I knew that my joy and happiness was my right and I was going to fight for it. So I had to do everything in my fucking power to learn how to control my thoughts and remove my own self-enforced internal suffering, once and for all.
This is what regular meditation practice has taught me: your life will never be free of stress or worry. In other words, we will never have a clean slate. There is always going to be something lodged at the back of our mind that is eating away at us every single day. The key is how we react to that stress, how we manage it, and whether or not we allow it to take up real estate in our minds.
Stresses and worries will continuously cycle and flow through your life. You will eradicate one worry or stress, but another will soon reveal itself. It’s an endless cycle. It’s the nature of life.
It’s important to ask yourself if this certain stress or worry is even going to be an afterthought a year from now?
If not—if it’s something that will eventually solve itself—there is no sense in allowing it to ruin your present moment of happiness. Just allow it to exist, to be there right now. Just don’t give it the power to derail or consume you.

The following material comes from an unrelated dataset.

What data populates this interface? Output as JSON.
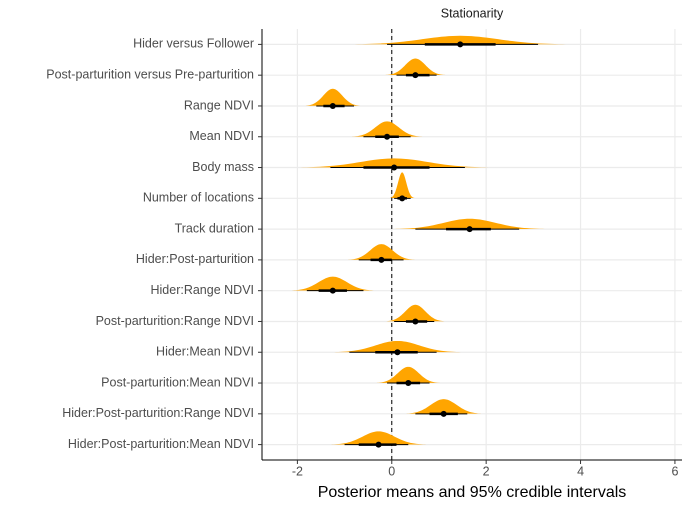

Have faith that it will work itself out in time, just as all things do—which you’ve learned firsthand from new stresses and worries entering your life and leaving your life.
Once we learn that these bumps in life never completely go away, it allows us to continue to hold onto peace when things get a little rocky, or we get unlucky and some hand of misfortune comes our way. This builds a protective layer or moat around our happiness (things we can control by how we interpret them) versus external forces we can’t control (life stresses and worries). Because we know these stresses and worries are simply just waves rocking the boat a little—strong enough for us to know they’re there, but not strong enough to drown us.
If you’re waiting for a clean slate (or a life firing on all cylinders) and a stress and worry-free time period in your life to be happy, then like my happiness, it will be fleeting and fragile. You’ll end up spending so much of your life unhappy and unproductive when you could have fought harder for your happiness and told yourself that happiness and joy is your right.
Nobody can give you that joy or take that joy away from you, but you. So fight for it. Don’t let worry and stress beat your tenacity to feel joy in your life.